Each cone type is assigned a number (for example, cone 06), and this number denotes a specific – and fairly narrow -- temperature range. For example, cone 06 indicates a temperature range of approximately 1800 - 1850F.
During firings, cones are placed within the kiln, usually in a cone holder or a block of clay, and as the temperature increases, cones absorb heat. As the cone reaches the temperature at which it is formulated to melt, the tip of the cone begins to bend. As heat continues to be absorbed by the cone, it bends even more and may even start to melt. This is why your kiln has spy holes -- so you can look inside and see what your pyrometric cones are doing.

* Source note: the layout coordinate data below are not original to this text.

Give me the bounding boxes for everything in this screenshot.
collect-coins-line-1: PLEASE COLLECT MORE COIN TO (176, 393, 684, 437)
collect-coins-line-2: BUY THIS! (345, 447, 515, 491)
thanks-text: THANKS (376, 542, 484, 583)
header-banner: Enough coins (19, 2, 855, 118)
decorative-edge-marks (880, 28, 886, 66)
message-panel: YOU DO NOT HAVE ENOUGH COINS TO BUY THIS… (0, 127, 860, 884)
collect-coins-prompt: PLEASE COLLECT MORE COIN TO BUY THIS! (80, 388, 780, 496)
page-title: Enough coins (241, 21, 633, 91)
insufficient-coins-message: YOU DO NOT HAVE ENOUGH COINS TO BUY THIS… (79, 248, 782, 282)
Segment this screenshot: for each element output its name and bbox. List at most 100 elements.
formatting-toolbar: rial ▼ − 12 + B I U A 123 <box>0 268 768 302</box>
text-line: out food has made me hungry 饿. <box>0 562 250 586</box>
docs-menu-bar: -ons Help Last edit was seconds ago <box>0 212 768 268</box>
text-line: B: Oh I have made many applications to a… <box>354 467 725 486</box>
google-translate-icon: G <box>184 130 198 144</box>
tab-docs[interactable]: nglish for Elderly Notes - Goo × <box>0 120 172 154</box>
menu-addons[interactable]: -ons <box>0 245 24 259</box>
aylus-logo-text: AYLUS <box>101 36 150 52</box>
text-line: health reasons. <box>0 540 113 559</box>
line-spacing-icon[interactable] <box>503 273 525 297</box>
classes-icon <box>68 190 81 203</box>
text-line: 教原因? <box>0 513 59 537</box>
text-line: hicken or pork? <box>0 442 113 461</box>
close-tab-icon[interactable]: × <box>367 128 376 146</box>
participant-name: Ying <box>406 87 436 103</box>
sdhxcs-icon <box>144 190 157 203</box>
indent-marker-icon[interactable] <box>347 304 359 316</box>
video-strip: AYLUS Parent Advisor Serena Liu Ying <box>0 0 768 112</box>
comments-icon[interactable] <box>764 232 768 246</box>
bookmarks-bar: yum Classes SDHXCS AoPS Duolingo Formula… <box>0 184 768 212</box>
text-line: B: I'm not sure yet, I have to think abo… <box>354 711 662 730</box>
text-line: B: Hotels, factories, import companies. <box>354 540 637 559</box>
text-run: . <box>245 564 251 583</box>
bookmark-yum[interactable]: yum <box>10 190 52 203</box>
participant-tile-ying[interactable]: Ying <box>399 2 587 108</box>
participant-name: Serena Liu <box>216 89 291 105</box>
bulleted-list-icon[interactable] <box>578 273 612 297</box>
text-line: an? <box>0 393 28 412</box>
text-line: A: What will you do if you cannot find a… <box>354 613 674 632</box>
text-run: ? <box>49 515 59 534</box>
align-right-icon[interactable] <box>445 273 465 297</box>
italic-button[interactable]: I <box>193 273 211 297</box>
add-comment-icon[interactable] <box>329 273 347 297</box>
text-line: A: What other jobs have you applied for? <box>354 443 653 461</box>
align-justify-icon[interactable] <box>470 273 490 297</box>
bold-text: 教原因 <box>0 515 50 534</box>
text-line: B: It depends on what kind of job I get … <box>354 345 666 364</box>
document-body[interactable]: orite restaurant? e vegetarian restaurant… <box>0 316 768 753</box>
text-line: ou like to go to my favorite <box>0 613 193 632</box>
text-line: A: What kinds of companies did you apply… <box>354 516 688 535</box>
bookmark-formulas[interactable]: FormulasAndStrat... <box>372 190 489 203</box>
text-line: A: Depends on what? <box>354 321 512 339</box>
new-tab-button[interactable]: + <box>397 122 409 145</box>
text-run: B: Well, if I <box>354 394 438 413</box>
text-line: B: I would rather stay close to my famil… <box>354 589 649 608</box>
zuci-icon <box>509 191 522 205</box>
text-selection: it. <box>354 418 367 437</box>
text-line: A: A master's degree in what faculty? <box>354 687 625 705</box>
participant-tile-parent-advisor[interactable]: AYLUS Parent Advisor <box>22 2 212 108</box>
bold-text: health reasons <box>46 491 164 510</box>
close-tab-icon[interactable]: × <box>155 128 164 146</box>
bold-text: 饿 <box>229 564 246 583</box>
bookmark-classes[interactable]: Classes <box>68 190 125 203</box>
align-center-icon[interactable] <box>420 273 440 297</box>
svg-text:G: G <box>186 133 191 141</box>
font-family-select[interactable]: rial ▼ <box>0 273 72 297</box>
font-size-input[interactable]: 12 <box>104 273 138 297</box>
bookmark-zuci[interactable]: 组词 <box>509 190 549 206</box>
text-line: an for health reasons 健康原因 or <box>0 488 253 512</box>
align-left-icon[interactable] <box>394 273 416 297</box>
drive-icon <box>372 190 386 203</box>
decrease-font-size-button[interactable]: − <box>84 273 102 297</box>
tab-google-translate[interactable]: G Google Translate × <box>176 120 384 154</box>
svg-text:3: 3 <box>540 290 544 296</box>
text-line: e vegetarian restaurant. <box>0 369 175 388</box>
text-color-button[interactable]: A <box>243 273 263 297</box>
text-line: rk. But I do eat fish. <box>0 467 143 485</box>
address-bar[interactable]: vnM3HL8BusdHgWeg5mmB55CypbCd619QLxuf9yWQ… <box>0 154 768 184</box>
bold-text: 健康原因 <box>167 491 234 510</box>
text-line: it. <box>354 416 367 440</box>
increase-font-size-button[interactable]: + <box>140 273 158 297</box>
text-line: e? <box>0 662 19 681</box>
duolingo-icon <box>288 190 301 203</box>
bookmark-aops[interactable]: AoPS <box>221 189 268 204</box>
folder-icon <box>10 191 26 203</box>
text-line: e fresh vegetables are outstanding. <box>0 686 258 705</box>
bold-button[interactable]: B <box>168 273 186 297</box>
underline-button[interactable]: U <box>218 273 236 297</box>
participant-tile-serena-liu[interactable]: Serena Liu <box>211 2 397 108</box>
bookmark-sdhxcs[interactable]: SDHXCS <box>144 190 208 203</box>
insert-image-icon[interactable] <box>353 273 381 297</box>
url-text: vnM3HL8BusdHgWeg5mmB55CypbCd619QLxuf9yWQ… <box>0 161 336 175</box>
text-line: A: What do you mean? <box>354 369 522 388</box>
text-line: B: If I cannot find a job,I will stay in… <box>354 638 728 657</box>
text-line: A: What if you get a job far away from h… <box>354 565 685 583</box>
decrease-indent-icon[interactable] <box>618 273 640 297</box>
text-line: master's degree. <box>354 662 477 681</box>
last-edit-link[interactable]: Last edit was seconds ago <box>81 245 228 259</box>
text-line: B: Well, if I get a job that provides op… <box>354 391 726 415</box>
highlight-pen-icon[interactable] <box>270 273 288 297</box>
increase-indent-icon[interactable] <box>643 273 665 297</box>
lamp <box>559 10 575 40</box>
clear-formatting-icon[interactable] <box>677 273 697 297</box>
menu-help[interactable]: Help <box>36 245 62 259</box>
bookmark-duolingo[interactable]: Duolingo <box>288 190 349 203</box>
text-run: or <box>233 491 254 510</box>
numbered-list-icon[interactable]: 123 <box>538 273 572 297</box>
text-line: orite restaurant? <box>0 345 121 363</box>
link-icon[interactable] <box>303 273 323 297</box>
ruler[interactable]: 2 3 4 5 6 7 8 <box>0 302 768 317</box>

It is recommended that you use three cones in your firing: one cone that will mature at the temperature you wish to achieve (say, cone 6), one guide cone right below this temperature (cone 5) and one guard cone above (cone 7). This will help you achieve accuracy in your temperature measurements. Because different cones require specific temperatures to mature, they will bend at different temperatures from each other, enabling you to determine how hot your kiln has gotten and whether you have reached your desired temperature. If you are firing a relatively large kiln or a kiln that you know has a temperature differential (such as a kiln that tends to stay cooler on the bottom and hotter on the top), it may be useful to place cones in different spots within the kiln, to determine whether you kiln was evenly heated.
If you are using an electric kiln with a digital controller, it is not required that you use cones. However, we do recommend it, as it will allow you to confirm that your kiln is properly calibrated. Placing cones in each and every firing will allow you to better trace wear and tear of your elements and thermocouple over time and ensure that everything in your kiln is working as it should.